Aku bisa melakukannya, ia meyakinkan dirinya sendiri. Oh, dia sangat butuh kepercayaan diri itu sekarang. Terlebih jika di hadapanmu berdiri sesosok tubuh nan angkuh yang seakan mengintimidasimu dengan tatapannya yang setajam elang. Belum lagi ketika kau menyadari tingginya yang menjulang, sungguh menciutkan nyalimu.

Gadis berambut indigo itu hampir menyerah, ia baru saja hendak berbalik dan memutuskan untuk menunggu pemuda itu pergi dulu dari hadapannya ketika ia mendengar sebuah suara memanggilnya, "Hyuuga?"

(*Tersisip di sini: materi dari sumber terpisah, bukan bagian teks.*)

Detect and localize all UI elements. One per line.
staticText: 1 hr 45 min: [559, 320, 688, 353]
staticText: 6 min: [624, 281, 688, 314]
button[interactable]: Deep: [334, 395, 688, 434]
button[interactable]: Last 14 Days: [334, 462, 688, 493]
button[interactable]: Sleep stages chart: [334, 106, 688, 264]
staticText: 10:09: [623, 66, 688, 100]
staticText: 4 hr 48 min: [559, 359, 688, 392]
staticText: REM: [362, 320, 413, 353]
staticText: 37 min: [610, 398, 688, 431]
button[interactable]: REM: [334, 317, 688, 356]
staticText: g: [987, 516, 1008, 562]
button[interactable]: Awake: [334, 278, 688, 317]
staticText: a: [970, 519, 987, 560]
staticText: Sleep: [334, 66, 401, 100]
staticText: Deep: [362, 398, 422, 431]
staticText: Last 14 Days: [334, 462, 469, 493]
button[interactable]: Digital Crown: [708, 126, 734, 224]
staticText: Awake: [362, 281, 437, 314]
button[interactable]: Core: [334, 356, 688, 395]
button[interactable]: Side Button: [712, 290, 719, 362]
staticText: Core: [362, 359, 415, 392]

Mau tak mau, lavender-nya dihadapkan pada sepasang onyx pekat yang sanggup melelehkan banyak gadis.

Kuatkan dirimu, Hinata! Inner gadis itu berteriak. Sayangnya, pikirannya mendadak kacau saat menyadari bahwa kakinya membawa sang tubuh mendekati pemuda itu. Oh Tuhan, kenapa pikiran dan tubuhnya berlawanan pendapat?

"Uhm ... i-iya, U-Uchiha-san." Gadis itu akhirnya menyahut, sedikit ragu. Tidak, apa yang akan dikatakan pemuda itu? Apakah pemuda itu tahu tentang ... ah, tidak mungkin! Itu hanyalah taruhan konyol antara dirinya dan teman-temannya. Tak akan ada yang menyebarkannya, siapapun tak akan mau melihat kemarahan sang Uchiha ketika mengetahui ada yang menjadikannya sebagai bahan taruhan.

Tapi ... seandainya pemuda itu benar-benar tahu, apa yang akan dilakukannya? Apakah ia akan mengeluarkan Hinata dari sekolah (oh yeah, dia bisa lakukan itu. Siapapun bisa seandainya kau adalah cucu dari pemilik yayasan), memaki-maki Hinata? Atau yang terburuk, membunuhnya?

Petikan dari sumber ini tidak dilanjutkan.